We don’t. This is why we have rated them on past action and their climate commitment survey response. This is also why the 3rd part of your vote is so important once again. If those parties that FAILED TO ACT have a large ‘swing’ against them they should hopefully have insufficient numbers to prevent pro-climate legislation going through. Finally we will be relying on the minor parties and independents to force the major party in power to proceed with ambitious climate legislation ASAP in the new government. They will owe their power to those minors and independents and it will be their chance to ‘pay them back’ (not to mention reward those voters who supported them in spite of their previous ‘hot and cold’ record on pro-climate legislation).
*what is a hung parliament?
Australian parliaments are modelled on the Westminster system, with a hung parliament typically defined as a lack of a lower house parliamentary majority from either the Australian Labor Party or Liberal/National Coalition.
After a general election the party that holds a majority of the 151 seats in the House of Representatives normally forms government. By convention the Governor-General commissions the person who holds the confidence of the House as Prime Minister to lead the government. Normally there is no problem in identifying this person as he or she is the leader of the political party which holds a majority of seats on the floor of the House.

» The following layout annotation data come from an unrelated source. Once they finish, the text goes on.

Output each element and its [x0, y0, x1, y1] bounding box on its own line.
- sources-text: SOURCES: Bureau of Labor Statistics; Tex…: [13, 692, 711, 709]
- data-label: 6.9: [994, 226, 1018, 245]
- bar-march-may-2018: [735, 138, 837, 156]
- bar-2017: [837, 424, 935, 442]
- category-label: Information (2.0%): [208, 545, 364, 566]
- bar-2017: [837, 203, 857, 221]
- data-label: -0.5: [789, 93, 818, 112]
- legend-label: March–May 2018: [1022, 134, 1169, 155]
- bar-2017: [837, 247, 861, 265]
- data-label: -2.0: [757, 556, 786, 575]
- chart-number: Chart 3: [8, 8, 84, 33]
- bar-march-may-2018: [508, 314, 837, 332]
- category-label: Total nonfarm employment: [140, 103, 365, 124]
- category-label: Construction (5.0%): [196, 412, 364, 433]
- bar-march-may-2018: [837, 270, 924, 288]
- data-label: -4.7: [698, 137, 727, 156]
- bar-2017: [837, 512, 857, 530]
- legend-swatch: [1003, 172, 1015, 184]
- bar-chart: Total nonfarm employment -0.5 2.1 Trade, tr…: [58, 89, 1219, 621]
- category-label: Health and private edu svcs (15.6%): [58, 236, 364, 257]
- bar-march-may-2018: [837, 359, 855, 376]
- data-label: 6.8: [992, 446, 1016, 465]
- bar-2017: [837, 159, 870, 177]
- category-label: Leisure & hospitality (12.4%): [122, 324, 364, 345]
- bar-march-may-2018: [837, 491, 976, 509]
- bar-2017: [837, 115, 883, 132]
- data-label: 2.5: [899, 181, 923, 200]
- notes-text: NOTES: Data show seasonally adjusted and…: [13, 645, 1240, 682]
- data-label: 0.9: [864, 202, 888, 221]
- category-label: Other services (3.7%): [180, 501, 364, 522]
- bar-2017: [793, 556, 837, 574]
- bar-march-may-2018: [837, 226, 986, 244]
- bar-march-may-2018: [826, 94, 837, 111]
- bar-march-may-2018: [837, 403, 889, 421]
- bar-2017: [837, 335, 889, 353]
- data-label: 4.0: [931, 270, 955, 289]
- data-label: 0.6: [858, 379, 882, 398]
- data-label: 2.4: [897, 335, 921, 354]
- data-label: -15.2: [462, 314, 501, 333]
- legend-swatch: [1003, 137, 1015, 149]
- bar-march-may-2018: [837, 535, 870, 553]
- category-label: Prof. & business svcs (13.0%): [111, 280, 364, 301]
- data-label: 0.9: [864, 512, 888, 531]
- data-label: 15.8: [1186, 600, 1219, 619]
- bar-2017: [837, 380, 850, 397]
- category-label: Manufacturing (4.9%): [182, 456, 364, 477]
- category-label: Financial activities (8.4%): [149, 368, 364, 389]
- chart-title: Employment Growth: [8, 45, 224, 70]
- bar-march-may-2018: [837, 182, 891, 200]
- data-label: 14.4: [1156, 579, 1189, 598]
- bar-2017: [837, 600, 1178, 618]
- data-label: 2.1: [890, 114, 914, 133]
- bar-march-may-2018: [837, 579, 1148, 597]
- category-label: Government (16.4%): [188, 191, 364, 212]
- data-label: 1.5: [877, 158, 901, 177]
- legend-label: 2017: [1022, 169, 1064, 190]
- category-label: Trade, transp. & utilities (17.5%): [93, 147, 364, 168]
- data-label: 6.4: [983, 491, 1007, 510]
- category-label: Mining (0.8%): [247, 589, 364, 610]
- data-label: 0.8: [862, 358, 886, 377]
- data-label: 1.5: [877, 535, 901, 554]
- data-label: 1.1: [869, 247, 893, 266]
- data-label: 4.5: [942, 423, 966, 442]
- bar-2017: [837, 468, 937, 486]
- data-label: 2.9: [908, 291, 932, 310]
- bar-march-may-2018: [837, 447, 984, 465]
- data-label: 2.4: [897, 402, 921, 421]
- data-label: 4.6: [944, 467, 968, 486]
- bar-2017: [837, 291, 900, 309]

The 2010 election is remarkable for its close result, with neither of the major parties reaching the required 76 seats in the House to form government. This is known as a hung parliament. The Australian Constitution does not specifically deal with the situation of a hung parliament. According to constitutional experts, hung parliaments are resolved by a set of unwritten rules or conventions inherited from the United Kingdom.
The 43rd Parliament
Following the 2010 election, three of the non-aligned independents together with the Australian Greens member decided to support a Labor minority Government, agreeing to ensure supply and to oppose no-confidence motions initiated by others. This provided the Labor Government with majority support in the House of Representatives. Progressive climate legislation was passed and Australia’s emissions rapidly started to decrease.